The reviews from computer simulators matched the forecast from the number crunchers in the Dodgers front office. Both think the Dodgers are the best team in baseball. Why, our algorithms match your algorithms! Let’s watch “Big Bang Theory” and imagine Mayim Bialik in a purple teddy!
They’re not the best team in baseball. Oh, the Dodgers are a pretty darn good baseball team, but they’re not the best.
The defending champion Chicago Cubs are better. They didn’t lose talent during the offseason with a young roster that only figures to improve. The Cubs knocked out the Dodgers 4-2 in the National League Championship Series and that divide was larger than two baseball games if you watched it. The Cubs exposed the holes in the Dodgers roster, so it was incumbent on LA to upgrade.
Which the Dodgers did — albeit incrementally by improving their infield. The Dodgers traded for second baseman Logan Forsythe in what could be a genius move. LA has an elite infield to go along with the best starting pitcher in the game, possibly its best closer and depth that is the envy of virtually every front office in baseball.
But its outfield is suspect at best, which is why the Dodgers hopes for ending a World Series drought at 29 years fall on center fielder Joc Pederson.
The Dodgers relied on the depth of their roster to plug outfield holes throughout 2016. Andre Ethier was injured at the start of that season. Ethier was by no means a superior talent but the drop off in performance — from Andrew Toles, Trayce Thompson, Will Venable, Enrique Hernandez and Scott Van Slyke — was stark. A midseason trade for Josh Reddick wasn’t fruitful, and he’s gone.
It’s also time for even the most ardent Yasiel Puig supporter to admit he’s not the Cuban Mike Trout. Relying on Puig to figure out breaking pitches, baserunning and throwing to the right cutoff man is not a reliable wager.

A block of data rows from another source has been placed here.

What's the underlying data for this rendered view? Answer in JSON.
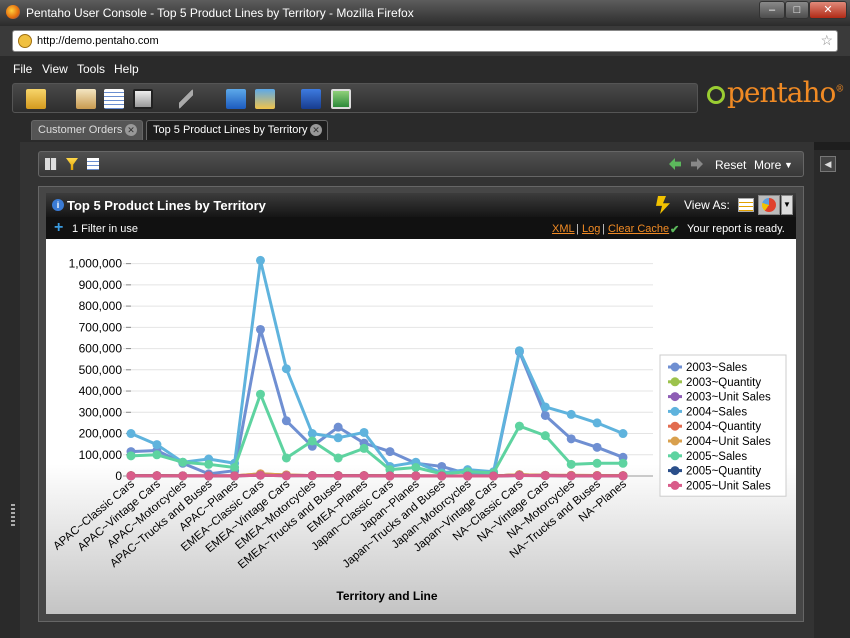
{
  "window": {
    "title": "Pentaho User Console - Top 5 Product Lines by Territory - Mozilla Firefox"
  },
  "browser": {
    "url": "http://demo.pentaho.com"
  },
  "menu": [
    "File",
    "View",
    "Tools",
    "Help"
  ],
  "brand": {
    "logo_text": "pentaho"
  },
  "tabs": [
    {
      "label": "Customer Orders"
    },
    {
      "label": "Top 5 Product Lines by Territory"
    }
  ],
  "report_toolbar": {
    "reset": "Reset",
    "more": "More"
  },
  "report": {
    "title": "Top 5 Product Lines by Territory",
    "view_as": "View As:",
    "filter_text": "1 Filter in use",
    "links": {
      "xml": "XML",
      "log": "Log",
      "clear_cache": "Clear Cache"
    },
    "status": "Your report is ready."
  },
  "colors": {
    "2003~Sales": "#6f8fd2",
    "2003~Quantity": "#9cc24c",
    "2003~Unit Sales": "#8e5db5",
    "2004~Sales": "#5fb3dd",
    "2004~Quantity": "#e26c4f",
    "2004~Unit Sales": "#d9a04d",
    "2005~Sales": "#5ed3a0",
    "2005~Quantity": "#2b4f8a",
    "2005~Unit Sales": "#d95c8a"
  },
  "chart_data": {
    "type": "line",
    "xlabel": "Territory and Line",
    "ylabel": "",
    "ylim": [
      0,
      1050000
    ],
    "yticks": [
      0,
      100000,
      200000,
      300000,
      400000,
      500000,
      600000,
      700000,
      800000,
      900000,
      1000000
    ],
    "ytick_labels": [
      "0",
      "100,000",
      "200,000",
      "300,000",
      "400,000",
      "500,000",
      "600,000",
      "700,000",
      "800,000",
      "900,000",
      "1,000,000"
    ],
    "legend_position": "right",
    "categories": [
      "APAC~Classic Cars",
      "APAC~Vintage Cars",
      "APAC~Motorcycles",
      "APAC~Trucks and Buses",
      "APAC~Planes",
      "EMEA~Classic Cars",
      "EMEA~Vintage Cars",
      "EMEA~Motorcycles",
      "EMEA~Trucks and Buses",
      "EMEA~Planes",
      "Japan~Classic Cars",
      "Japan~Planes",
      "Japan~Trucks and Buses",
      "Japan~Motorcycles",
      "Japan~Vintage Cars",
      "NA~Classic Cars",
      "NA~Vintage Cars",
      "NA~Motorcycles",
      "NA~Trucks and Buses",
      "NA~Planes"
    ],
    "series": [
      {
        "name": "2003~Sales",
        "values": [
          115000,
          120000,
          60000,
          10000,
          25000,
          690000,
          260000,
          140000,
          230000,
          155000,
          115000,
          60000,
          45000,
          10000,
          10000,
          585000,
          285000,
          175000,
          135000,
          88000
        ]
      },
      {
        "name": "2003~Quantity",
        "values": [
          1100,
          1200,
          600,
          100,
          300,
          6900,
          2800,
          1500,
          2300,
          1700,
          1200,
          600,
          500,
          100,
          100,
          6000,
          3000,
          1800,
          1400,
          900
        ]
      },
      {
        "name": "2003~Unit Sales",
        "values": [
          1100,
          1200,
          600,
          100,
          300,
          6900,
          2800,
          1500,
          2300,
          1700,
          1200,
          600,
          500,
          100,
          100,
          6000,
          3000,
          1800,
          1400,
          900
        ]
      },
      {
        "name": "2004~Sales",
        "values": [
          200000,
          148000,
          65000,
          80000,
          60000,
          1015000,
          505000,
          200000,
          180000,
          205000,
          45000,
          65000,
          15000,
          30000,
          20000,
          590000,
          325000,
          290000,
          250000,
          200000
        ]
      },
      {
        "name": "2004~Quantity",
        "values": [
          2000,
          1500,
          700,
          800,
          600,
          10000,
          5000,
          2000,
          1800,
          2000,
          500,
          700,
          200,
          300,
          200,
          5900,
          3200,
          2900,
          2500,
          2000
        ]
      },
      {
        "name": "2004~Unit Sales",
        "values": [
          2000,
          1500,
          700,
          800,
          600,
          10000,
          5000,
          2000,
          1800,
          2000,
          500,
          700,
          200,
          300,
          200,
          5900,
          3200,
          2900,
          2500,
          2000
        ]
      },
      {
        "name": "2005~Sales",
        "values": [
          95000,
          100000,
          65000,
          55000,
          40000,
          385000,
          85000,
          165000,
          85000,
          130000,
          30000,
          40000,
          10000,
          20000,
          15000,
          235000,
          190000,
          55000,
          60000,
          60000
        ]
      },
      {
        "name": "2005~Quantity",
        "values": [
          900,
          1000,
          600,
          500,
          400,
          3800,
          900,
          1600,
          900,
          1300,
          300,
          400,
          100,
          200,
          200,
          2300,
          1900,
          600,
          600,
          600
        ]
      },
      {
        "name": "2005~Unit Sales",
        "values": [
          900,
          1000,
          600,
          500,
          400,
          3800,
          900,
          1600,
          900,
          1300,
          300,
          400,
          100,
          200,
          200,
          2300,
          1900,
          600,
          600,
          600
        ]
      }
    ]
  }
}
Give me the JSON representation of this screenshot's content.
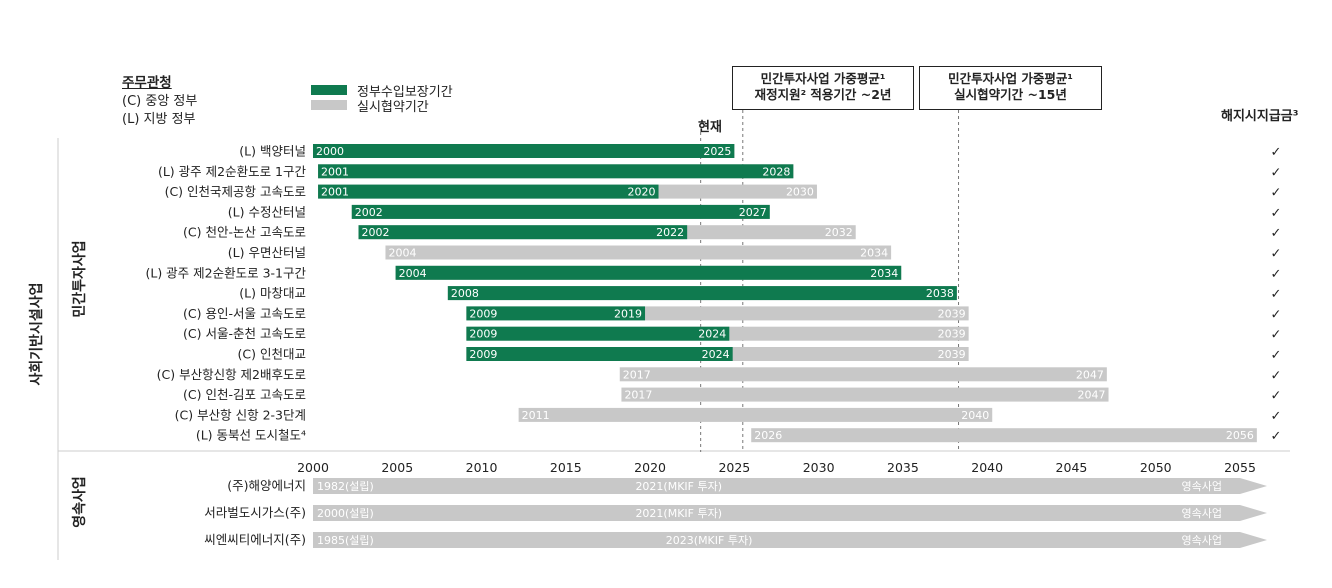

Pederson improving is a bet with the odds more in your favor. Here’s why:
“Young Joc” arrived in Los Angeles two seasons ago with the fanfare befitting a can’t-miss prospect. Only after the All-Star Break of his rookie season, he missed a lot. He struck out 170 times in his rookie year and he average plummeted to a cringe-worthy .210.
Under the radar last season, Pederson’s performance spiked. Believe me, I recognize a .246 average with 130 strikeouts is no reason to crack open a bottle of champagne, but that’s 40 fewer strikeouts and an uptick of about 40 points in batting average. Anything approaching that level of improvement this year will put the 24-year-old on the fringes of being an All-Star because he slugged 51 home runs in his first two seasons. Consistent contact plus power is a frightening combination.
Simply put, Pederson is the only Dodgers outfielder with the potential to help close the gap on the Chicago Cubs. Ethier can’t do it. Puig won’t do it.
And that matters, because winning the National League West again simply won’t cut it.